Founder and CEO
IMO = In My Opinion is a blog format where a author reflects his own opinion
With the recent announcement of Apple at their annual Worldwide Developers Conference (WWDC) 2021, our perception of how secure authentication should work will gradually shift towards a passwordless future.
The new(est) innovation from Apple to get rid of passwords and second factors is called “Passkeys in iCloud Keychain”. It basically works with the WebAuthN API by utilizing the FIDO2 specification (CTAP2) to create a private / public key pair for each login system. This is normally identified by its domain name of the server challenging your device for authentication. For this to work across devices it is necessary to synchronize the private key in some way.
But wait … synchronizing a private key across your devices with a cloud solution does not sound exactly … sane!
Well, ok. Let's argue for a minute what the “normal” user does anyway. Many users today rely on password managers to synchronize their passwords and sometimes even their second factors. By doing so, they already expose their secrets to some provider, for example Google, Apple, Microsoft, 1Password, and so on. Even if those providers claim that the secrets are encrypted, it is not a penny better from a security perspective than the synchronization of a private key with the same process. In the end, all private keys, passwords and OTP seed secrets are all secrets which allow access to your resources.

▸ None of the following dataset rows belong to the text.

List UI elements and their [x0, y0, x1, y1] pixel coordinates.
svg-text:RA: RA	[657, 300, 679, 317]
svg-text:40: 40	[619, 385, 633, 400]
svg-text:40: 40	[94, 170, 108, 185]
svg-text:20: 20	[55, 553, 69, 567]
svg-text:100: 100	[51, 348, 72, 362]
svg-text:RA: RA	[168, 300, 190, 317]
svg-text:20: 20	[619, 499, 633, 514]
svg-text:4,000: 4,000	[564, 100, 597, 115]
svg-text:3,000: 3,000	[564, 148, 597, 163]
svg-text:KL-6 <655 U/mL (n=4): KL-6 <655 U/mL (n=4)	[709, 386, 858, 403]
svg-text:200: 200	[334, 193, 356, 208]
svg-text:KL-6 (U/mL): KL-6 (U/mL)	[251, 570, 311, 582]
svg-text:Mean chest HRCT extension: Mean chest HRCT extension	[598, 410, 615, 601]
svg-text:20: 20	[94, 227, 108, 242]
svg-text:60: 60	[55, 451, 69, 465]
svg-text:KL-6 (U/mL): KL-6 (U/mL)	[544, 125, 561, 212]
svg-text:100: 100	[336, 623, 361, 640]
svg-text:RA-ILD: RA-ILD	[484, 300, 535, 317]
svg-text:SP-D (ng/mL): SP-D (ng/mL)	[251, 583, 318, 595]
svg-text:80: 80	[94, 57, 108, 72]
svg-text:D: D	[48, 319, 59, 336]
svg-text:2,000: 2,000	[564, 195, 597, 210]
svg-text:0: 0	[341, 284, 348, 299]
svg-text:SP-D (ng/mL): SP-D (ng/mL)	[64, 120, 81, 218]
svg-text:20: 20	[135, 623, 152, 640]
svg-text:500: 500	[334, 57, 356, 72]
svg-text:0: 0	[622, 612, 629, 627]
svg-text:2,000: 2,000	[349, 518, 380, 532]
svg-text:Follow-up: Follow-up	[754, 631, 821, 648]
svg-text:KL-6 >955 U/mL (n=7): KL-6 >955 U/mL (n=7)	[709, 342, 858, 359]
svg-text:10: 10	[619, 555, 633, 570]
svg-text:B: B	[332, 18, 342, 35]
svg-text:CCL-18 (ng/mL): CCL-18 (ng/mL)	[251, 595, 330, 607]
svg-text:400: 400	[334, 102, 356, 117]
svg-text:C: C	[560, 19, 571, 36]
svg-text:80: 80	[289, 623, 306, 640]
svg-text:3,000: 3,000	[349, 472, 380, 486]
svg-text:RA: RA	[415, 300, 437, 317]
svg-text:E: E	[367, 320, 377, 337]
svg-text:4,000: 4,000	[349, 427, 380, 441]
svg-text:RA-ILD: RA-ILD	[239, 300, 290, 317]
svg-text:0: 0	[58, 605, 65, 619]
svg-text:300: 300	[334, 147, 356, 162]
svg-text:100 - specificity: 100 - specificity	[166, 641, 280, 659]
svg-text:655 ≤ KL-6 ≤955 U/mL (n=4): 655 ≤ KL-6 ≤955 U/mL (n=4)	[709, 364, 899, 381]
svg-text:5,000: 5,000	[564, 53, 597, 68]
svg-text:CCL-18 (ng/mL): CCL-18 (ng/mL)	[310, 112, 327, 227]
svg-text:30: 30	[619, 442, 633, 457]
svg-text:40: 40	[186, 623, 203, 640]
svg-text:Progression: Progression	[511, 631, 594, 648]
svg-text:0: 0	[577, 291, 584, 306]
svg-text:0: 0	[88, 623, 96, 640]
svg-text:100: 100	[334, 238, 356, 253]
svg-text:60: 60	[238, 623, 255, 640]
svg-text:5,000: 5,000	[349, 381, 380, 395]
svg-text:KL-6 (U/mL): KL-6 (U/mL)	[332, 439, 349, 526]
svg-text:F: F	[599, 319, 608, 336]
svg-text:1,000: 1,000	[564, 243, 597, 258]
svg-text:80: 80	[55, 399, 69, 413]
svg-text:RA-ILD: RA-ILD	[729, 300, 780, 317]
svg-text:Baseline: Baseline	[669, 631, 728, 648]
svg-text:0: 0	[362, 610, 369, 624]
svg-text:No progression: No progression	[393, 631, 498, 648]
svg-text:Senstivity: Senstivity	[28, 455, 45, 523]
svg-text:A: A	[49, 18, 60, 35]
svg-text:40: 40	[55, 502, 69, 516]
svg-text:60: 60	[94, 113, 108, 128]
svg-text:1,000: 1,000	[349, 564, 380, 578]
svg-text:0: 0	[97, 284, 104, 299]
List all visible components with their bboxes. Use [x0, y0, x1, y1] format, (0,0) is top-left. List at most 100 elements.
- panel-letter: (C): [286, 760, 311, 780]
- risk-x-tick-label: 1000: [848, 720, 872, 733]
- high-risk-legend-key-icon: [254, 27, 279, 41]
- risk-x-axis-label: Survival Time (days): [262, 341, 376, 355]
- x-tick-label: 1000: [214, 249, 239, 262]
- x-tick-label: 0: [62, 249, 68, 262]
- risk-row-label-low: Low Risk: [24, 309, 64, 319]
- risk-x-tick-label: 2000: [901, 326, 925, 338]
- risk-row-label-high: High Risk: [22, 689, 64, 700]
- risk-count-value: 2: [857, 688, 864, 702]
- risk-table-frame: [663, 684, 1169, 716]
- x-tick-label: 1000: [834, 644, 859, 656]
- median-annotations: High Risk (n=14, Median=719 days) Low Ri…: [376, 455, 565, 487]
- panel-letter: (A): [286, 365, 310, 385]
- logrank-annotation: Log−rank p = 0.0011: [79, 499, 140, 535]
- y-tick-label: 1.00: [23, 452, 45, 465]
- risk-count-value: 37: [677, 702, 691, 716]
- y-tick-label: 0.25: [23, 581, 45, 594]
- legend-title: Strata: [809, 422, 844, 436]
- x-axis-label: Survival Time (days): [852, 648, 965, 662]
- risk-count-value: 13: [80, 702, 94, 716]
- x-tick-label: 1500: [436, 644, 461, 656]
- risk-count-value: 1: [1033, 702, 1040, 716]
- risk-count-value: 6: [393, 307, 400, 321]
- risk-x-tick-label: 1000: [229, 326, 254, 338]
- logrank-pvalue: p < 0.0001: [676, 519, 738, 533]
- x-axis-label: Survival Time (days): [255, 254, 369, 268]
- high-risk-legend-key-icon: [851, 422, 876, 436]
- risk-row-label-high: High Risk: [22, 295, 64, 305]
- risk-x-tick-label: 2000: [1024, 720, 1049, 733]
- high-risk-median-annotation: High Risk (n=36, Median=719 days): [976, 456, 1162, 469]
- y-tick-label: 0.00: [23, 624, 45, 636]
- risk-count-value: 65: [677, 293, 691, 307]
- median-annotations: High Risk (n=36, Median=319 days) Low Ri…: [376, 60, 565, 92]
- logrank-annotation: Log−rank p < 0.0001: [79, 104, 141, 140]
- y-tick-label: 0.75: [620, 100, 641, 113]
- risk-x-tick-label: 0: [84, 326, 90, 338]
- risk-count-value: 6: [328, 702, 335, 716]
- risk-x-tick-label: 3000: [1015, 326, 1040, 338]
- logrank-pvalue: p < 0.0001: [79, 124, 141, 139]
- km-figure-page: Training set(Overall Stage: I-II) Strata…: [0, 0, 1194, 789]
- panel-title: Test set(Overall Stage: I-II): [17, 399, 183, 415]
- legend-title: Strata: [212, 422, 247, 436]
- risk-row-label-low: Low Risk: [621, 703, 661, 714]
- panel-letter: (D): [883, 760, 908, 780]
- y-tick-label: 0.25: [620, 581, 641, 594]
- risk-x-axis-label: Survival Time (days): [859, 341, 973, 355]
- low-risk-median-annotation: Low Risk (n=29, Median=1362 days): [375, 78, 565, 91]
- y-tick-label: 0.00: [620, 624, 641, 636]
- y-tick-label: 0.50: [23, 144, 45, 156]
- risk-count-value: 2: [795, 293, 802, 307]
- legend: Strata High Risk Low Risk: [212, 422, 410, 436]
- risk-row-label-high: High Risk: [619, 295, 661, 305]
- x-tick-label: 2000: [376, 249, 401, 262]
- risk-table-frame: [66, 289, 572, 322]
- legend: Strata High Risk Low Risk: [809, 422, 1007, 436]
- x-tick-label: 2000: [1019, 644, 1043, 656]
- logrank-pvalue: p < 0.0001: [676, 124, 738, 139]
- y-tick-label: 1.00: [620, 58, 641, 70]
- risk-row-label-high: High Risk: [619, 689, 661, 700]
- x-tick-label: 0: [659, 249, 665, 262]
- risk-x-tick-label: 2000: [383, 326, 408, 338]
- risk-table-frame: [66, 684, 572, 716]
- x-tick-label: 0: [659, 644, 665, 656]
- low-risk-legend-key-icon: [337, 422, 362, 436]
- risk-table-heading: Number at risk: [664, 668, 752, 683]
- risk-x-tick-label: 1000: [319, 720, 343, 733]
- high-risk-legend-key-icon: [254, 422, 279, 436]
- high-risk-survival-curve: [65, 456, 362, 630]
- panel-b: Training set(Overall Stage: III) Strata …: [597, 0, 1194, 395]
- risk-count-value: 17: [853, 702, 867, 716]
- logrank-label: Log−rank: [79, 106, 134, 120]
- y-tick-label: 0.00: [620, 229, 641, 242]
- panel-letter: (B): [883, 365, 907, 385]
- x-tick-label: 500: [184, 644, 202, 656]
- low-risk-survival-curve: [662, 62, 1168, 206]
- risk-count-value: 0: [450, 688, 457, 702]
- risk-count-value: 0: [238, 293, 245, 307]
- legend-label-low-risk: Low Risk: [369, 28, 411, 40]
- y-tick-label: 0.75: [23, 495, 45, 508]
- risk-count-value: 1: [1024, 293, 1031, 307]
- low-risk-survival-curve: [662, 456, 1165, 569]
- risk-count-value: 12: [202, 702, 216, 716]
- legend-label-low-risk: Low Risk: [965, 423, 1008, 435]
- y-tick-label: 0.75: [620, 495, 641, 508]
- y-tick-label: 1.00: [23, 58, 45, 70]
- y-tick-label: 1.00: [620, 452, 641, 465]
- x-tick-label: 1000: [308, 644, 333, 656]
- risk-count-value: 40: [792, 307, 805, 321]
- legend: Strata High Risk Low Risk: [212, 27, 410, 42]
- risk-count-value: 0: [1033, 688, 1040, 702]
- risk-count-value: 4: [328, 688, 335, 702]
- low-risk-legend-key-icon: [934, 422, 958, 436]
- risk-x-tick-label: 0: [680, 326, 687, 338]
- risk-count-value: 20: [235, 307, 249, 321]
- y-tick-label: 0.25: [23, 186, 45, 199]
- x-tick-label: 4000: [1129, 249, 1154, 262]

But then again, some of you might argue: “I totally control the sync process with a software I run on my own!”
Well that does not really change the statement above because you end up using a device from one of those vendors anyway and most of them are closed source, so you have absolutely no guarantees that they don’t steal your credentials on the OS level anyway (some exceptions apply - looking at you Linux and to some degree Android).
To make things worse on an OS or even browser level. Something, like a malicious browser extension or trojan horse, could steal things like access_token or cookies, which broadens the threat model a lot towards OS and browsers.
Oh and to make things worse… Out of band processes like OTP, SMS-TAN and email codes don’t help this effort. If you gain access to either the user's device, OS, or browser, then your whole security model is broken anyway. This is because a lot of today's users just use one device in which they login and also store, receive or generate their second factor.
Ah and yes don't even get me started about those pesky banking authentication apps!
So with this in mind is it still a bad thing to sync the private key?
Well, in my opinion, even with all the downsides like synchronization of private keys (secrets in general) we still gain an improved user experience and phishing resistance, which I find important these days without any additional risk (remember you have them anyway). Also, we reduce the attack surface by preventing credential reuse by the user.
So if you ask me: The tradeoff made here by Apple does outweigh the risk. And if you think this risk is too high for you, then just do not use iCloud Passkeys (and password managers in general) and stick to hardware keys.
If you really care about security you would end up with mTLS (mutual TLS) anyway because this is the only way to mutually authenticate connections and mitigate Man-in-the-middle risk more or less completely (which FIDO2 does not). But this is a topic for another time.
If you want to test iCloud Passkeys today you are best off to use iOS 15, iPadOS 15 or macOS Monterey. Optimally you have multiple devices to see whether the keys get synced across your devices with iCloud Keychain.
As of today more and more systems and services offer the use of passwordless authentication methods. For example your Microsoft Login can be used in this way. Popular Open Source IAM Solutions like Keycloak also give you the option to use passwordless. Our IAM as a Service project ZITADEL does also provide support for the password authentication future.
But remember: Passkeys in iCloud Keychain are not production ready yet (technology preview) and are intended for testing only. So for your own sake, please register a fallback hardware key like the ones from our friends at SoloKeys or YubiKey. We recommend you to register multiple keys anyway.